The UK may be lagging behind jurisdictions such as the EU on implementing a taxonomy, but this has enabled the UK to observe issues that the EU has experienced, said Ryan Jude, green taxonomy programme director at the GFI.
“We can understand teething problems that have been experienced in the EU. We can also take the positives from the EU, and make it more efficient.
“With the taxonomy, one thing that we said quite early to the UK government is: align as close as you can to the EU in terms of its ambition, its structure, its framework; and then the bits that aren’t quite working, fix them before you’ve made it into law.”
For example, a report by the Principles for Responsible Investment highlights how investors are required to report on the level of alignment of their investment products with the EU taxonomy; but this is before companies that fall under the EU’s Non-Financial Reporting Directive have been mandated to report their own alignment with the EU taxonomy.

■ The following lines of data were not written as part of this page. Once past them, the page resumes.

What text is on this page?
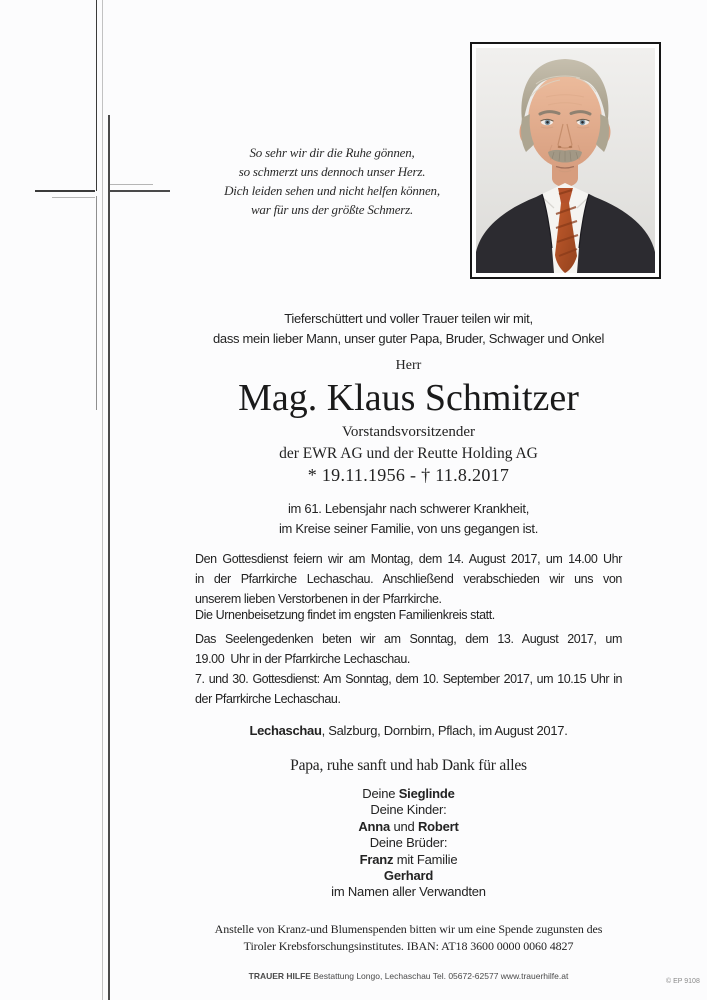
So sehr wir dir die Ruhe gönnen,
so schmerzt uns dennoch unser Herz.
Dich leiden sehen und nicht helfen können,
war für uns der größte Schmerz.
Tieferschüttert und voller Trauer teilen wir mit,
dass mein lieber Mann, unser guter Papa, Bruder, Schwager und Onkel
Herr
Mag. Klaus Schmitzer
Vorstandsvorsitzender
der EWR AG und der Reutte Holding AG
* 19.11.1956 - † 11.8.2017
im 61. Lebensjahr nach schwerer Krankheit,
im Kreise seiner Familie, von uns gegangen ist.
Den Gottesdienst feiern wir am Montag, dem 14. August 2017, um 14.00 Uhr
in der Pfarrkirche Lechaschau. Anschließend verabschieden wir uns von
unserem lieben Verstorbenen in der Pfarrkirche.
Die Urnenbeisetzung findet im engsten Familienkreis statt.
Das Seelengedenken beten wir am Sonntag, dem 13. August 2017, um
19.00  Uhr in der Pfarrkirche Lechaschau.
7. und 30. Gottesdienst: Am Sonntag, dem 10. September 2017, um 10.15 Uhr in
der Pfarrkirche Lechaschau.
Lechaschau, Salzburg, Dornbirn, Pflach, im August 2017.
Papa, ruhe sanft und hab Dank für alles
Deine Sieglinde
Deine Kinder:
Anna und Robert
Deine Brüder:
Franz mit Familie
Gerhard
im Namen aller Verwandten
Anstelle von Kranz-und Blumenspenden bitten wir um eine Spende zugunsten des
Tiroler Krebsforschungsinstitutes. IBAN: AT18 3600 0000 0060 4827
TRAUER HILFE Bestattung Longo, Lechaschau Tel. 05672-62577 www.trauerhilfe.at
© EP 9108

However, there are also disadvantages to being behind on green finance developments.
Jude cited industrial strategies such as the Inflation Reduction Act in the US, and the EU adapting state aid rules to attract investment.
“We’re already seeing investors who are looking very favourably at the likes of the US and the EU; because, at the end of the day, they have a certain amount of capital that needs to be deployed, and they’re not necessarily going to wait around.”
Then-chancellor Rishi Sunak first announced the UK would implement a green taxonomy in November 2020.
In the following year, the Treasury announced the appointment of the Green Technical Advisory Group, chaired by the GFI, to oversee the government’s delivery of a green taxonomy.
The Treasury has defined a green taxonomy as a common framework setting the bar for investments that can be defined as environmentally sustainable.